The same pattern, the same apparent, but ultimately illusory dichotomy between motion and stillness occurs in music. A good song has to accomplish two contradictory aims – it must be fresh and familiar. It must be rooted in the known while breaking new ground. If new music does not somehow fall within the parameters of familiar tonal and rhythmic spectrums while also delighting and surprising us with something novel and unique, we turn away. From Bach, Handel and Haydn Mozart learned where the boundaries were, and then he pushed them. Carl Perkins, Little Richard and Bob Dylan showed the Beatles the road to their own genius, and they never looked back. Everyone who’s ever written a song or played in a cover band knows that if you really want to move an audience you must take them on a journey, but you must also always bring them home, home to the heart of their own lives. People want to be moved. But when it’s over they want to sleep in their own beds.

Life itself turns on these same illimitable laws. All forms arise and fade but the totality remains unchanged. Each year we grow older. Our faces continue to change right before our eyes. But the I within, the silent witness, knows nothing of the passage of time. Past, present and future are all continually occurring in this eternal moment. The mind cannot understand this. The mind is just a squirrel strapped to a rocket, convinced that it’s steering. Poor squirrel.

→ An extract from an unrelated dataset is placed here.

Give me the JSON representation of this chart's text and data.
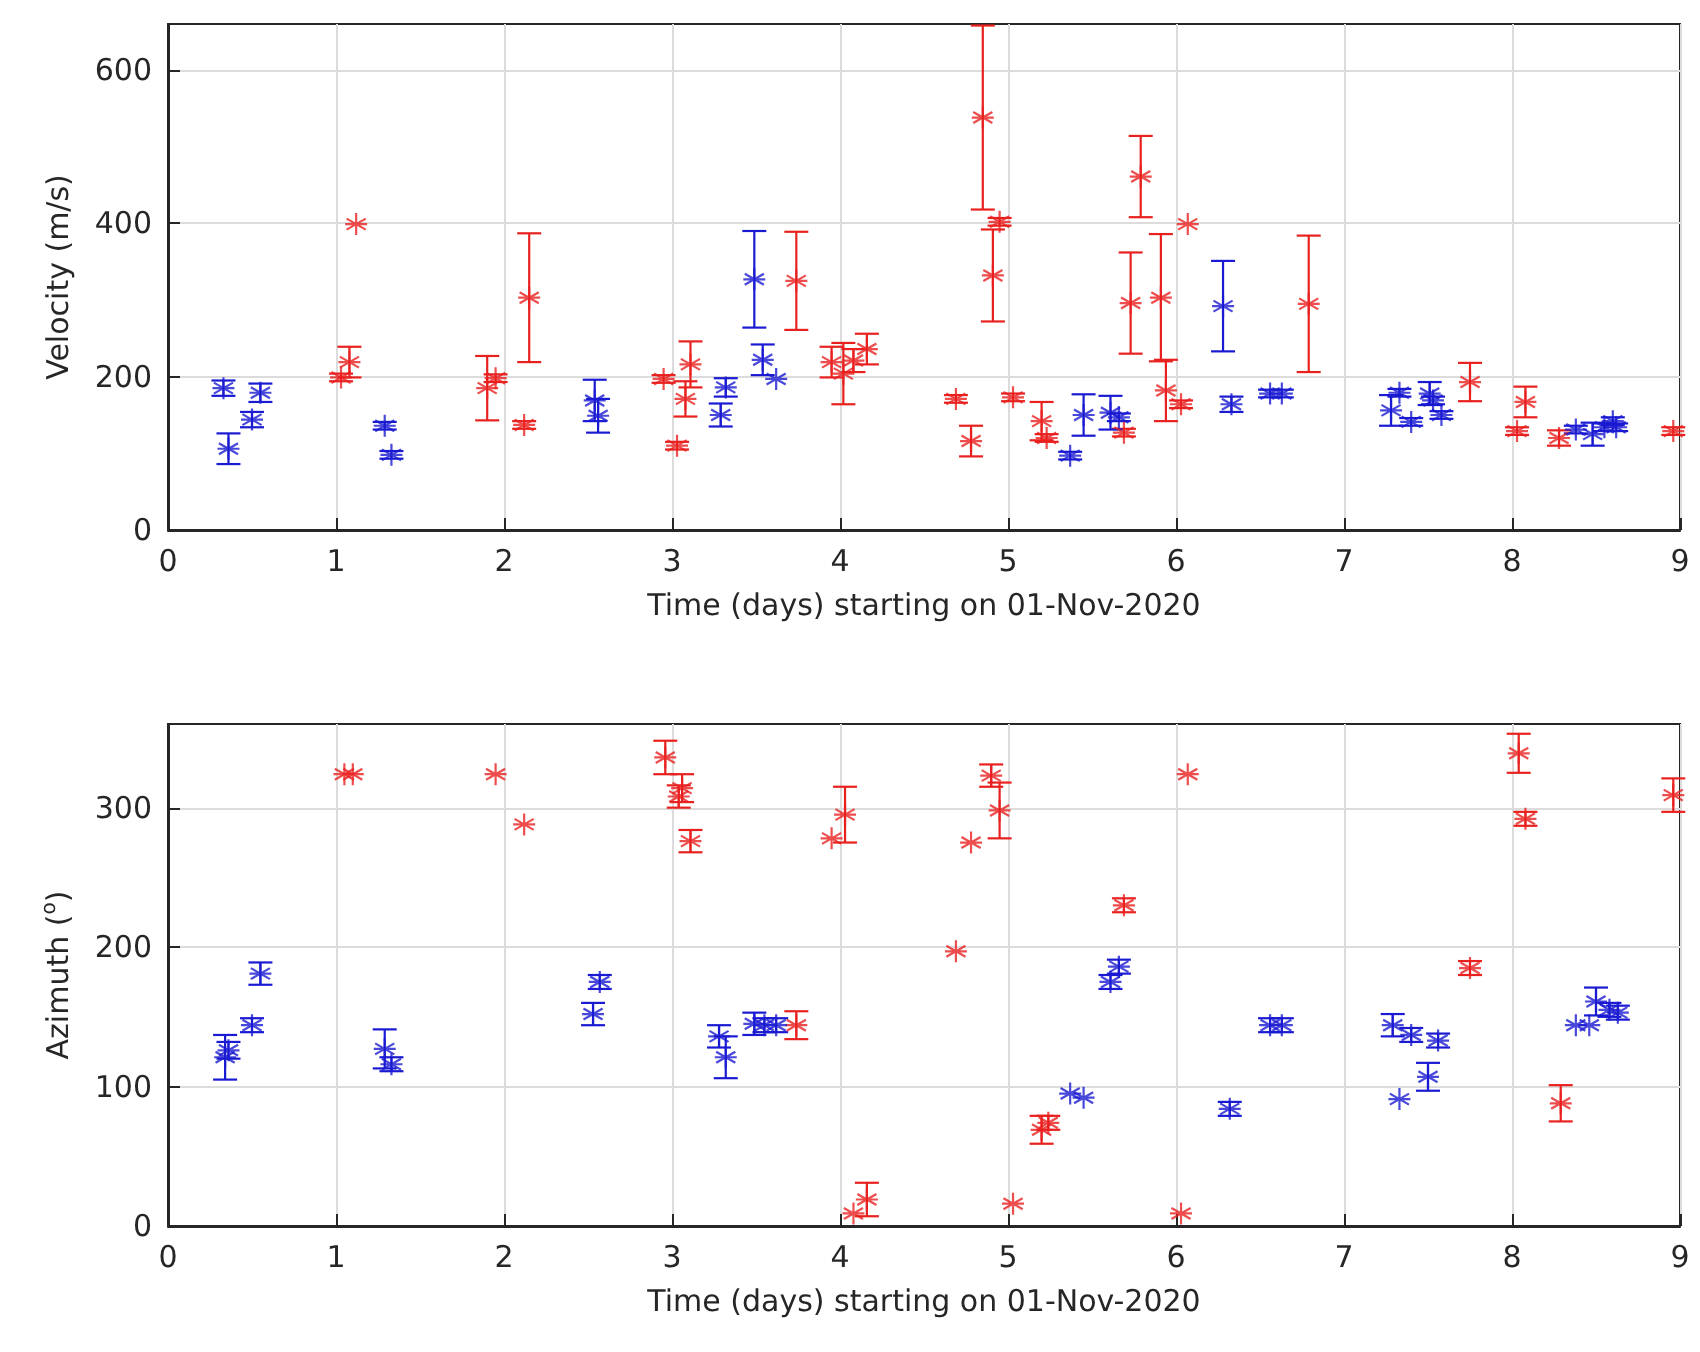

I turned fifty two last month and am, on my better days, deeply grateful to be alive. I’ve been to too many funerals of friends my age and younger whose lives were cut short by hard living, heart defects or the vagaries of cancer. I’m also grateful to my parents for many things, foremost among them good genes. Bollands tend to stick around awhile. When I talk to my eighty eight year old father I feel the full width and breadth of his life – the maddening struggles, the heroic choices, the simple beauties – and I know that none of us has forever. And yet we do. These transient forms around us – that song on the radio, these vibrant bodies, the warmth of the hand we hold as we walk through the midway of our lives – these will all slip from our grasp. But behind the shimmering veil there is a constancy far more real than any passing image. Developing the ears to hear it, the eyes to see it and the heart to feel it is the lifework of any lover of wisdom. Only then, in the timelessness of this eternal moment, are we freed from the wrenching sorrow of the world with its endless cycles of birth and death. The fair, like a good song, can only last so long. Like a long, slow ride on the Ferris wheel, life winds down. Below you the midway lights shine on clusters of teenagers careening though the barkers and the colored balloons. The sun is sinking into the sea. It’s time to go home. It’s time. But if you let it, time opens a door through which the flood waters of eternity pour, holding us and nourishing us like amniotic fluid in the wombs of our endless becoming.